Frente  a ese particular, la  Corte Constitucional ha considerado que, la tardanza en el desarrollo  de la función jurisdiccional se califica como justificada  cuando «se  está ante asuntos de alta complejidad en los que se demuestra  de manera integral una diligencia razonable del juez que los atiende  [o]  se constata la  existencia de problemas estructurales, de exceso de carga laboral u  otras circunstancias que pueden ser catalogadas como imprevisibles e  ineludibles1».  

Por  consiguiente, sería un desacierto aseverar que la tardanza en  la notificación de la sentencia vulnera los derechos  fundamentales de la señora ISABEL  AMPARO FLOREZ GIL,  bajo la justificación que de haber sido antes notificada  podría ahora contratar con la Defensoría Pública,  pues como se advirtió se trata de una sentencia en segunda  instancia, contra la que no procede recursos y que estaba destinada a  ser ejecutada.  

Finalmente,  el 23 de mayo de 2019, se recibe a través de correo  electrónico escrito de la accionante en el que solicita se  profiera una medida provisional, en el sentido de suspender la  anotación en el Registro Nacional de Abogados, teniendo en  cuenta el proceso previo a la suscripción del contrato con la  Defensoría Pública, petición que a la fecha  resulta inane en tanto que, una vez confrontadas las pretensiones de  la demanda con los elementos materiales de prueba, no se observa  imperiosa la intervención del juez de tutela, pues no existió  vulneración de derechos fundamentales por parte de los  accionados.  

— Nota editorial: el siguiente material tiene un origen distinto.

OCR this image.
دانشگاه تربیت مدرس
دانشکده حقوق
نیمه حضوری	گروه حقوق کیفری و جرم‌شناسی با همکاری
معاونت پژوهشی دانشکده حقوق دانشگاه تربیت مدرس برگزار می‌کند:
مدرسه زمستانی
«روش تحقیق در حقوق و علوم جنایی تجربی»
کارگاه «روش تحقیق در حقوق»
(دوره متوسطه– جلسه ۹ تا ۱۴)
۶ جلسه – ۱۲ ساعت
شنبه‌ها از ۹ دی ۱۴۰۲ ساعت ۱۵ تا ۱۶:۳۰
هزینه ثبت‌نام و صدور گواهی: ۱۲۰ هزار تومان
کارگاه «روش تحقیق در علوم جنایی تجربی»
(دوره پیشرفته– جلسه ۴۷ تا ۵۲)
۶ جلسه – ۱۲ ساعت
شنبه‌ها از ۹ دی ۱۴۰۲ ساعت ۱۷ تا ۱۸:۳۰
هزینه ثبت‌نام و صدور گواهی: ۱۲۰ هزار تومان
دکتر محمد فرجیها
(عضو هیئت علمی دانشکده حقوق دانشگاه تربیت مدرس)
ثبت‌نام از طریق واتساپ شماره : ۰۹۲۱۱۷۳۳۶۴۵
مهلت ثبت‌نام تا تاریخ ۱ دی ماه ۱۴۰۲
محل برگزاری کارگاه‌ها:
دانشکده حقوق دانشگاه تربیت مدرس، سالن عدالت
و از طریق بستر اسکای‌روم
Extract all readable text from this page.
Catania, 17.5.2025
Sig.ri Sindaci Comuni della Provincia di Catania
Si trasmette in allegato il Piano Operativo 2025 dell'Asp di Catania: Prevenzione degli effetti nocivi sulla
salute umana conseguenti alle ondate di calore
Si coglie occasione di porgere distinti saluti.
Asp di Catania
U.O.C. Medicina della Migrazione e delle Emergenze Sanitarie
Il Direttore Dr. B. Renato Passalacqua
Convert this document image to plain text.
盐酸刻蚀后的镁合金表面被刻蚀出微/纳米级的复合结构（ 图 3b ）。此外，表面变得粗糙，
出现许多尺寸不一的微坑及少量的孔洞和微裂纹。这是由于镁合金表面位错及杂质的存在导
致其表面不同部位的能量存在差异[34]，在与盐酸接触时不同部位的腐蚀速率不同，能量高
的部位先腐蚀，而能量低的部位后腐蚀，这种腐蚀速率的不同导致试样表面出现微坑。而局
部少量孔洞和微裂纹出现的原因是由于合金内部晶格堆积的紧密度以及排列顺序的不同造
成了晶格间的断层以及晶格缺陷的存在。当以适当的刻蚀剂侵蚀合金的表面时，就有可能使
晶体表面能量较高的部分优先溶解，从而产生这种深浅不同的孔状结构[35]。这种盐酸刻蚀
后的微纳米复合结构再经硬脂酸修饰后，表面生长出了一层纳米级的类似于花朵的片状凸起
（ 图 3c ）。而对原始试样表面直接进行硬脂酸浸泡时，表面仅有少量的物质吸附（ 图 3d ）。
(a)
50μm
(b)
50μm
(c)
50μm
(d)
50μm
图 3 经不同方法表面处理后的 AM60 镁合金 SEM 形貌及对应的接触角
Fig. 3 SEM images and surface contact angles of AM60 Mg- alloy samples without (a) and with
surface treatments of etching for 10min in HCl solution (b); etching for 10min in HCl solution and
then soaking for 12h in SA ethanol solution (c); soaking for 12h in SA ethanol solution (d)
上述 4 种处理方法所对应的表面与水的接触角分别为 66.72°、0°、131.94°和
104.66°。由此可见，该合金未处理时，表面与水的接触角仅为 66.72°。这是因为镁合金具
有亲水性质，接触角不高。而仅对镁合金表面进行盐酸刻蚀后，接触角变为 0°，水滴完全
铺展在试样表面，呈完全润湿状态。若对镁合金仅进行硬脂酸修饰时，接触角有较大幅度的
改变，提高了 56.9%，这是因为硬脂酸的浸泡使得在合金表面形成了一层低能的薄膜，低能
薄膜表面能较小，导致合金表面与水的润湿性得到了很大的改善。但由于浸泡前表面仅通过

Por  lo anterior, al  no advertir vulneración de garantías fundamentales en  el trámite censurado, lo  procedente en este evento es negar la protección invocada por  ISABEL  AMPARO FLOREZ GIL.  

En  mérito de lo expuesto, la Sala  de Casación Penal de la Corte Suprema de Justicia, en Sala de  Decisión de Tutelas No. 1 administrando  justicia en nombre de la República y por autoridad de la ley,  

RESUELVE  

Primero:  Negar  el  amparo invocado por la accionante, conforme a las precisiones hechas  en la parte considerativa.  

Segundo:  Notificar a las  partes según lo dispuesto en el artículo 30 del Decreto  2591 de 1991.  

Tercero:  De  no ser impugnada la presente decisión, remitir  el expediente a la Corte Constitucional para su eventual revisión.  

Cúmplase  

JOSÉ  FRANCISCO ACUÑA VIZCAYA  

EUGENIO  FERNÁNDEZ CARLIER  

NUBIA  YOLANDA NOVA GARCÍA  

Secretaria  

1          Sentencia T – 803 de          2012.